Cath
Content Warning: These stories are about violence, abuse, neglect and exploitation and may include references to suicide or self-harming behaviours. They may contain graphic descriptions and strong language and may be distressing. Some narratives may be about First Nations people who have passed away. If you need support, please see Contact & support.
‘When an NDIS participant has a family member or guardian caring and managing the financial distribution, the differences are startling.’
Cath has worked in the disability support sector for almost 15 years. Her clients have supported independent living (SIL) funding and require 24/7 care. ‘To pull a wage’, Cath works for a private client 16 hours per week and for a large disability service provider 24 hours per week.
Two of Cath’s clients receive roughly the same amount of SIL funding which is managed by the same SIL provider. She told the Royal Commission she has noticed ‘the private client funding allows a lot more opportunities to do physio, private activities, staffing hours and access to … COVID-safe activities and exercise’.
Cath believes this is because the private client, Mari, has a family member who advocates for her. Cath’s wages are higher when she works for Mari and all staff ‘pull together’ if there are any issues. Mari is able to do a variety of activities and therapies at least six days per week.
Cath’s other client, Manu, receives a substantial amount of funding but ‘he’s very poor’. He relies on his plan manager to allocate his funds. Cath discovered the plan manager was affiliated with the SIL provider and did not provide ‘independent information or allocation of funds, but rather, sent funds to company preferences’.
Manu had no money for physiotherapy and the public guardian gave him ‘very little money’ for clothing or activities. Manu is ‘home a lot’. He goes to a day program and that’s it – ‘taxi there, taxi back.’
‘There is nobody advocating for him other than us, and we're not necessarily heard,’ said Cath.

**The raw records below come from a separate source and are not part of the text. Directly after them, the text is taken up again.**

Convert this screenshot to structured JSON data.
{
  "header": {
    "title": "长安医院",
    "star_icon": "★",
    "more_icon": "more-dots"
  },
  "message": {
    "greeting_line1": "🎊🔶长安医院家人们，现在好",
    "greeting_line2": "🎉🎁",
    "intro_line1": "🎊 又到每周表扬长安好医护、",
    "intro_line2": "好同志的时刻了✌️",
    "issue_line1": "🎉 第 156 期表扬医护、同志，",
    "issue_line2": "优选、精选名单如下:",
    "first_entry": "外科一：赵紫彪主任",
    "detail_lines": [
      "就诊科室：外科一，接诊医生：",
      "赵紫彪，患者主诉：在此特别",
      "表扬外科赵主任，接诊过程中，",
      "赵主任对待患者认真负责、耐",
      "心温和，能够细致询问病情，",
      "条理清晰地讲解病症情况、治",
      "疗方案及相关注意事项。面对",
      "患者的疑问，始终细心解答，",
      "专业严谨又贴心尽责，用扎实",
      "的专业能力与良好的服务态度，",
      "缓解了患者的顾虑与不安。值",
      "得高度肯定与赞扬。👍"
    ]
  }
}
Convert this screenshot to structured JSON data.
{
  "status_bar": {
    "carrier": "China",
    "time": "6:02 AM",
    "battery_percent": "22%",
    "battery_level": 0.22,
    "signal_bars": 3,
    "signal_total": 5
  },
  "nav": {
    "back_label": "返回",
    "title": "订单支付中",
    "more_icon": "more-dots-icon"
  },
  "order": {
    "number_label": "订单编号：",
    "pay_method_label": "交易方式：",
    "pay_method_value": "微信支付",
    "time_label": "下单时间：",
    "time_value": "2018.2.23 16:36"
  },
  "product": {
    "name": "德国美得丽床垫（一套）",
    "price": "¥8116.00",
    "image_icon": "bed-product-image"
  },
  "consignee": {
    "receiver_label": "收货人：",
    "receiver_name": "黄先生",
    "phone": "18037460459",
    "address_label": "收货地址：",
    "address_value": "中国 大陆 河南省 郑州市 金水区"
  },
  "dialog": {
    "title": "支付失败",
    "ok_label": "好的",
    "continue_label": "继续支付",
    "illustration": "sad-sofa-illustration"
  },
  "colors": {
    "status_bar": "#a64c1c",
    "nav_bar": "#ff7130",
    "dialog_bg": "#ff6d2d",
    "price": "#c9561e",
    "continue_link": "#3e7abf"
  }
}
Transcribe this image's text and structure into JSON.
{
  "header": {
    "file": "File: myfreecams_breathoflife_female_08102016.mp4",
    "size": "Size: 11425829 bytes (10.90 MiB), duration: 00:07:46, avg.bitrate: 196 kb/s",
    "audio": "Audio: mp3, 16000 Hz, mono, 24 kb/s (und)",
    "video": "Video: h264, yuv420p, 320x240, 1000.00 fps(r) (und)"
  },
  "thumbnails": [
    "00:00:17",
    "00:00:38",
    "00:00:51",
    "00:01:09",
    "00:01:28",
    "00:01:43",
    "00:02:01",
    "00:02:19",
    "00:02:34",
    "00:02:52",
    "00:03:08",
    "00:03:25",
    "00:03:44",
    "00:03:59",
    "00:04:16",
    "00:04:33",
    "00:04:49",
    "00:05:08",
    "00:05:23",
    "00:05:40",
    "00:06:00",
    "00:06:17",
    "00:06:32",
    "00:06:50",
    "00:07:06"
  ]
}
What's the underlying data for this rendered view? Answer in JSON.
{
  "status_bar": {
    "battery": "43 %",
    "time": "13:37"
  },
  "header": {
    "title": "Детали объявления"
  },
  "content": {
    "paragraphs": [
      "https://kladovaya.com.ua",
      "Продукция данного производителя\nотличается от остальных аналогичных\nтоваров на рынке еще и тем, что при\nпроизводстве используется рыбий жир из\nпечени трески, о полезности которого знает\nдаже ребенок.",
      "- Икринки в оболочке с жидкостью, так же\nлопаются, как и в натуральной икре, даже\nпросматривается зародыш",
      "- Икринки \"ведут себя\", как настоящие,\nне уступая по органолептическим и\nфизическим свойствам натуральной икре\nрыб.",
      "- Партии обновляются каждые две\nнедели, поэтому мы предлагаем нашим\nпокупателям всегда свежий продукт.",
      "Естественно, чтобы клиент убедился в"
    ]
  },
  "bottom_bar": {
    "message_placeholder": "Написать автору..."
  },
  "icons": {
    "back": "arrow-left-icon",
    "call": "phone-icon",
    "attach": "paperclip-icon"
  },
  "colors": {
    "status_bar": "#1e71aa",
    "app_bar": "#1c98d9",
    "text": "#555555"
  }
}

Manu needs two staff members to hoist him from his wheelchair to the toilet. The day program can’t assist Manu use the toilet so he would go as soon as he arrived home. The provider decided they could save money if they changed Manu’s toilet time from 4 pm to after 5.30 pm when there were two staff members there for the shift change over.
This meant Manu sometimes had to wait 12 hours to use the toilet. His bowels became impacted and he had to go to hospital many times. His urine bag and stoma would be pushed out. He began to self-harm.
Cath said staff offered to change shift times, but the provider refused.
‘Companies adjust staffing and services according to profit margins and company projects … Definitely not client-focused, only profitability-focused.’
Staff became so concerned about Manu’s health they encouraged him and his friend, who had family, to change providers.
Cath was able to move with Manu to the new provider but some staff were sacked for helping him.
‘[Manu and his friend] seem happier and the company certainly pays them a lot of attention.’
However, Cath’s aware ‘they're a profit-making company’ and is concerned when they ‘figure out’ how they can increase their profits, Manu’s care might deteriorate.
Cath believes clients without family or advocates need to have ‘their voices heard more’.
Disclaimer: This is the story of a person who shared their personal experience with the Royal Commission into Violence, Abuse, Neglect and Exploitation of People with Disability through a submission or private session. The names in this story are pseudonyms. The person who shared this experience was not a witness and their account is not evidence. They did not take an oath or affirmation before providing the story. Nothing in this story constitutes a finding of the Royal Commission. Any views expressed are those of the person who shared their experience, not of the Royal Commission.